Home / Guides / How to Build a Cap Table in Excel

How to Build a Cap Table in Excel

Financial Modeling · Updated June 2026

A cap table tracks who owns what in a company: founders, investors, and the option pool, share by share. In Excel it becomes a living ledger that shows ownership before and after each financing round, the dilution that follows, and the fully diluted percentages that drive valuation negotiations. Building it cleanly keeps the percentages honest as rounds stack up.

What a cap table does

A capitalization table lists every security a company has issued: common shares, preferred shares from each round, options, warrants, and convertible notes. For each holder it records the share count and the resulting ownership percentage.

It fits a model by translating dollars raised and a price per share into new shares, then recalculating everyone's slice. Pre-money valuation plus new investment equals post-money, and the new investor's ownership is investment / post-money. The cap table is where that arithmetic is enforced holder by holder rather than as a single blended number.

Build it step by step

Lay out holders down the rows and rounds across the columns. Each round adds a share count and recomputes the percentage column so you can read ownership at any point in time.

Start with founder common shares, add the option pool as a reserved block, then layer each priced round on top.

  1. Enter founder and existing share counts as hardcoded inputs in the first column.
  2. Add the option pool as its own row, sized as a target percent of post-round fully diluted shares.
  3. For a new round, compute price per share as =pre_money / pre_round_fully_diluted_shares.
  4. New investor shares are =investment / price_per_share; add that as a new row.
  5. Recompute each holder's percentage as =holder_shares / total_fully_diluted_shares.
HolderSharesFully Diluted %
Founders800000066.7%
Option Pool150000012.5%
Series A250000020.8%

=2500000/12000000 gives the Series A holder 20.8 percent of the 12,000,000 fully diluted shares.

The formulas that tie it together

Total fully diluted shares is the sum of every issued and reserved security: =SUM(common, preferred, options, warrants). Every percentage divides a holder's count by this denominator, so the percentages always total 100 percent.

Dilution from a round is pre_round_% - post_round_% for an existing holder. Because their share count does not change but the denominator grows, the percentage falls. A founder at 80 percent on 8,000,000 of 10,000,000 shares drops to =8000000/12000000, or 66.7 percent, once 2,000,000 new shares are issued.

Pitfalls and what reviewers check

The most common error is sizing the option pool after the round instead of before. Investors usually require the pool to be set in the pre-money share count, which means the pool dilutes founders, not the new investor. Check whether the pool sits above or below the price-per-share denominator.

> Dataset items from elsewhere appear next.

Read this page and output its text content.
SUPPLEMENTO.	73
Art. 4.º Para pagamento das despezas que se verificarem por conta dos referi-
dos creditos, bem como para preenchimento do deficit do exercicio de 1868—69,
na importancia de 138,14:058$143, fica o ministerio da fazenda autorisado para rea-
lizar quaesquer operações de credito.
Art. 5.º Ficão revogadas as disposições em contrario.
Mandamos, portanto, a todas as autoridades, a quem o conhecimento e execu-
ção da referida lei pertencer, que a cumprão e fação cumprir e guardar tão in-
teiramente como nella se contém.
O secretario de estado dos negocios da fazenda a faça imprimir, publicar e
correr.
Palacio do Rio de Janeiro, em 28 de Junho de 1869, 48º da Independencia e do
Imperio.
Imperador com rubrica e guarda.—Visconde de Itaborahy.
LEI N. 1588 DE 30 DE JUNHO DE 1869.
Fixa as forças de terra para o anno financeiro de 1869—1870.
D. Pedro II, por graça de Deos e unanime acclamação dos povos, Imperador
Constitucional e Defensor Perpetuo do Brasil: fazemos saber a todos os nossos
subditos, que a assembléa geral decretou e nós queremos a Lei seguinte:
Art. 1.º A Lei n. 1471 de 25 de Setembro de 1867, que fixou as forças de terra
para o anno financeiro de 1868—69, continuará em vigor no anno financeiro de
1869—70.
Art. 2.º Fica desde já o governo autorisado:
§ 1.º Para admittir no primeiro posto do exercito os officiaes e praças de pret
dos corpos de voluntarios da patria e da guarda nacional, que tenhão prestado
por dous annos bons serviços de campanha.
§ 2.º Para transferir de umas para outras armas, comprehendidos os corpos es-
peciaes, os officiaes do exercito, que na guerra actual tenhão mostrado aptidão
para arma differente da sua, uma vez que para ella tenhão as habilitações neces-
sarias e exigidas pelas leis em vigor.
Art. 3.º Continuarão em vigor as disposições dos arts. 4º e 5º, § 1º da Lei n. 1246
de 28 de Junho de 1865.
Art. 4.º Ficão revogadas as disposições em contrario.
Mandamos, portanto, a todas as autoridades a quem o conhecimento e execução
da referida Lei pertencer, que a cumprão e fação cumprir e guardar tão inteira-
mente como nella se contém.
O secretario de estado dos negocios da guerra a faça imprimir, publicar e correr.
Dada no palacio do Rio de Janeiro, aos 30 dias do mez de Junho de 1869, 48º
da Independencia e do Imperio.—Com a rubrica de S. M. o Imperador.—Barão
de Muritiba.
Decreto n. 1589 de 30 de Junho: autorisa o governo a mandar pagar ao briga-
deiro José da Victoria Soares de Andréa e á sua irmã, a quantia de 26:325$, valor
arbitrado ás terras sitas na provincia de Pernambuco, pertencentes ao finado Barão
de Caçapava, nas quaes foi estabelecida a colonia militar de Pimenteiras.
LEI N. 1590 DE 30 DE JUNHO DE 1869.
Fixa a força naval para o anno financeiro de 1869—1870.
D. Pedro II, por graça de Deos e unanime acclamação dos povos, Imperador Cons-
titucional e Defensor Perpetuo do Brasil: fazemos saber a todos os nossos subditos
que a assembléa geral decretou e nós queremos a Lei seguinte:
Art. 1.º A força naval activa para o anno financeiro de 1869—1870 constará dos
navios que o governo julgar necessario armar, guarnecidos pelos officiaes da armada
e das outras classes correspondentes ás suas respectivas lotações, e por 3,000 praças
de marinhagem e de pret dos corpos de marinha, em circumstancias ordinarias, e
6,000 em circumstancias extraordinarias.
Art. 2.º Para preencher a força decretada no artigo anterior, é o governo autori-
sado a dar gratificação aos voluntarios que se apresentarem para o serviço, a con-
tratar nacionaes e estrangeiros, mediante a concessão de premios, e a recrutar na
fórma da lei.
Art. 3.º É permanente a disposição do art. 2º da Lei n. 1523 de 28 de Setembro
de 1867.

Reviewers confirm that share counts are clean inputs rather than formulas pointing at other cells, that percentages sum to 100 percent in every column, and that post-money equals price per share times post-round shares. Hidden hardcodes inside formula cells are the usual culprit when a column refuses to total correctly.

Do it in one click

Find Hardcodes

Find Hardcodes flags share counts buried inside formula cells so your cap table inputs stay clean and the percentages tie out.

Get ModelMint See how it works

FAQ

What is the difference between issued and fully diluted shares?

Issued shares are those actually granted to holders. Fully diluted shares add everything that could convert to common, including the unexercised option pool, warrants, and convertible notes. Ownership percentages in a cap table almost always use the fully diluted count.

Why does the option pool dilute founders more than investors?

When a pool is created or expanded in the pre-money share count, it is part of the denominator the investor's price is based on. The new investor still gets their agreed percentage, so the extra pool shares come out of the existing holders' slice.

How do I check that my cap table is correct?

Confirm the percentage column sums to 100 percent in every round, that post-money equals price per share times post-round shares, and that share counts are hardcoded inputs rather than formulas hiding other numbers.